Flooding in Fairbanks

Fairbanks Flood of 1905

Drifting Down the Streets of Fairbanks during the Flood of 1905

Flooding is nothing new in Fairbanks.   June Allen reports that in 1905 the town was flooded when ice piled up against a bridge in Fairbanks, damming the river.   In order to save the town the bridge had to be dynamited, releasing the waters behind it.

I grew up in Fairbanks so I heard many stories about the flood of 1967. We lived out on Farmer’s Loop, so friends who lived in low-lying areas came and stayed with us, filling the house with people. Other people lived in my dad’s office at the University.   My dad tells stories about taking his riverboat into downtown Fairbanks to rescue food and other items from people’s homes.   When I was a child I remember seeing flood stains high on the walls of my elementary school classrooms and in other locations around town, but those physical reminders of the flood have probably all been painted over or torn down by now.   My parents make the flood sound like a long party and an adventure, but for people who lost their homes or their loved ones, it was a very different experience.

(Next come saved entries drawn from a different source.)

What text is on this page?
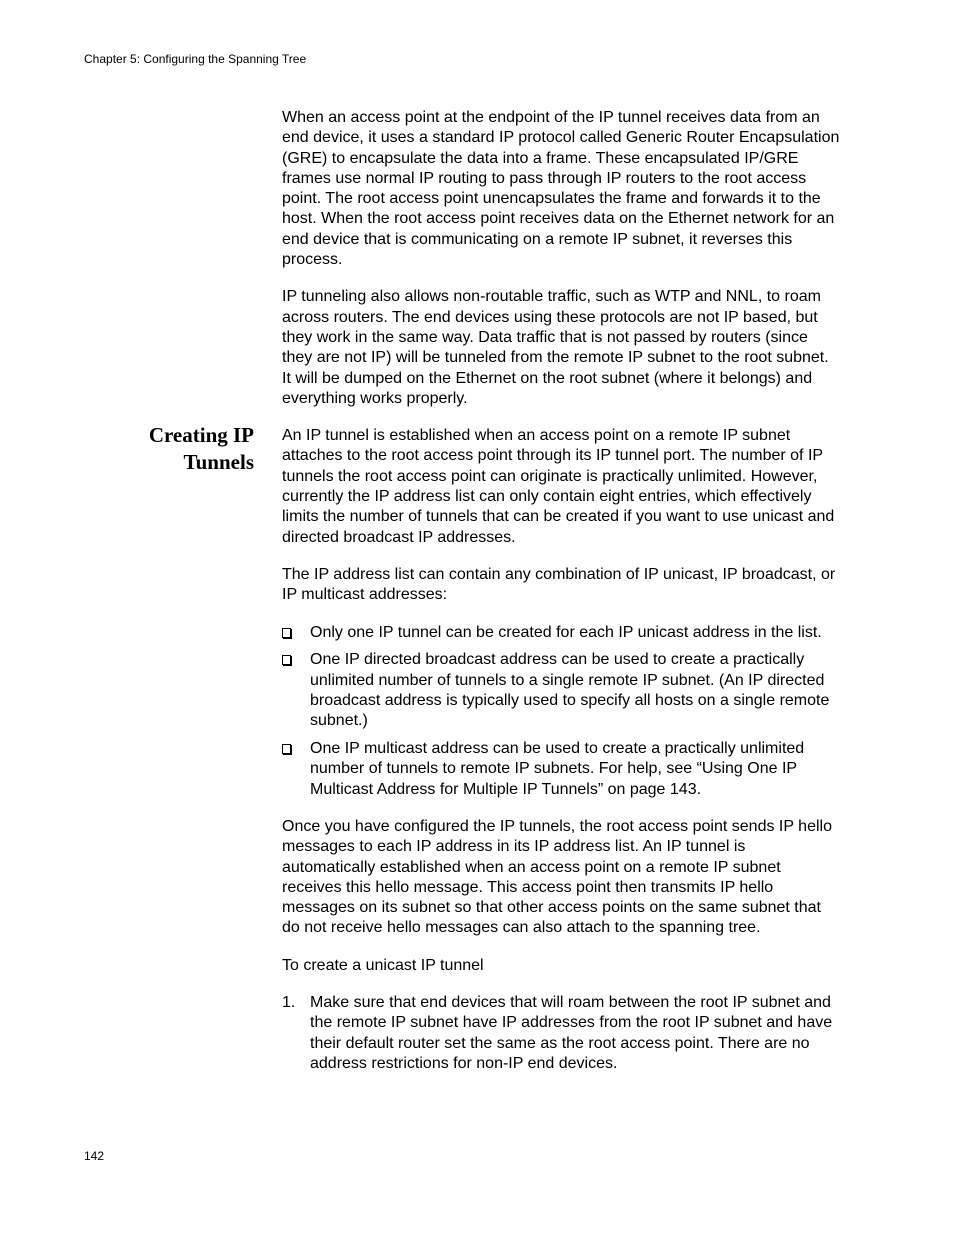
Chapter 5: Configuring the Spanning Tree

When an access point at the endpoint of the IP tunnel receives data from an end device, it uses a standard IP protocol called Generic Router Encapsulation (GRE) to encapsulate the data into a frame. These encapsulated IP/GRE frames use normal IP routing to pass through IP routers to the root access point. The root access point unencapsulates the frame and forwards it to the host. When the root access point receives data on the Ethernet network for an end device that is communicating on a remote IP subnet, it reverses this process.

IP tunneling also allows non-routable traffic, such as WTP and NNL, to roam across routers. The end devices using these protocols are not IP based, but they work in the same way. Data traffic that is not passed by routers (since they are not IP) will be tunneled from the remote IP subnet to the root subnet. It will be dumped on the Ethernet on the root subnet (where it belongs) and everything works properly.

Creating IP
Tunnels

An IP tunnel is established when an access point on a remote IP subnet attaches to the root access point through its IP tunnel port. The number of IP tunnels the root access point can originate is practically unlimited. However, currently the IP address list can only contain eight entries, which effectively limits the number of tunnels that can be created if you want to use unicast and directed broadcast IP addresses.

The IP address list can contain any combination of IP unicast, IP broadcast, or IP multicast addresses:

Only one IP tunnel can be created for each IP unicast address in the list.
One IP directed broadcast address can be used to create a practically unlimited number of tunnels to a single remote IP subnet. (An IP directed broadcast address is typically used to specify all hosts on a single remote subnet.)
One IP multicast address can be used to create a practically unlimited number of tunnels to remote IP subnets. For help, see “Using One IP Multicast Address for Multiple IP Tunnels” on page 143.

Once you have configured the IP tunnels, the root access point sends IP hello messages to each IP address in its IP address list. An IP tunnel is automatically established when an access point on a remote IP subnet receives this hello message. This access point then transmits IP hello messages on its subnet so that other access points on the same subnet that do not receive hello messages can also attach to the spanning tree.

To create a unicast IP tunnel

1. Make sure that end devices that will roam between the root IP subnet and the remote IP subnet have IP addresses from the root IP subnet and have their default router set the same as the root access point. There are no address restrictions for non-IP end devices.
142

Fairbanks during 1967 Flood

Fairbanks during the 1967 Flood

The 1967 flood was simply caused by too much rain.   Ned Rozell reports  that in August the jet stream tilts northward, allowing moist air to slip between the Kuskokwim Mountains and the Alaska Range (see map) and to reach Fairbanks without dropping all of its rains south of us.   This moist air then hits the Yukon-Tanana uplands and is forced upwards, cooling the air and causing it to drop its rain.   That makes August a rainy month in Fairbanks almost every year.   However 1967 was rainier than usual.

Neil Davis reports  that in July of that year a low-pressure zone to the north of Alaska and a high pressure zone over the North Pacific funneled moist air into Fairbanks, which got 3.34 inches of rain that month instead of the usual 1.84 inches.   My dad recalls gray day after gray day, the ground completely saturated with water.   Then in August the rains came, as they usually do, but more so.   That year (according to Neil Davis) a decaying tropical circulation pattern in the northwest Pacific brought an extra load of water, which got pushed up between the mountain ranges as typically happens in August.   Up near Chena Hot Springs, in the headwaters of the Chena River, 6.93 inches of rain fell in one week (Aug. 8-15th) far more than the 2 to 4 inches that usually fall there during the whole month of August.   Since this water was falling on saturated ground it could not infiltrate and had to run down into the streams that feed the Chena River.

On August 15th the water spilled over the banks of the Chena River and flooded Fairbanks, causing the loss of seven lives and about $80 -$200 million dollars in property damage (sources vary on this).   Close to 7,000 people were evacuated from their homes in downtown Fairbanks, going to live with friends in high places (literally) and in offices and classrooms at the University.


Flood Control project photo

The Flood Gates

The Chena River Flood Control project was first authorized by the Flood Control Act of 1958, but it wasn’t until after the 1967 flood that action began to take place. Construction began on the project in 1970 and thedam and floodway were considered operational in 1979.   When Ned Rozell wrote his article in 2010 the Flood Control Project had been used fourteen times to lower the water level in the Chena.   Only once (in the spring of 1992) has water flowed all the way through the project and out into the Tanana.

The flood control project seems to be doing its job, but that doesn’t mean there are no floods in Fairbanks anymore.   In 2008 the Tanana River spilled over its banks west of Fairbanks downstream of the levees that protect downtown Fairbanks and the Airport.   Residents of Salcha experience flooding far more frequently, often because of ice jams up and dams the Tanana River during break-up in the spring, but also because of high rainwater events during the summer.   Before restoration projects removed culverts and replaced them with bridges along Piledriver, Twenty-three Mile and Chena Sloughs , flooding in these areas was even more common than it is today.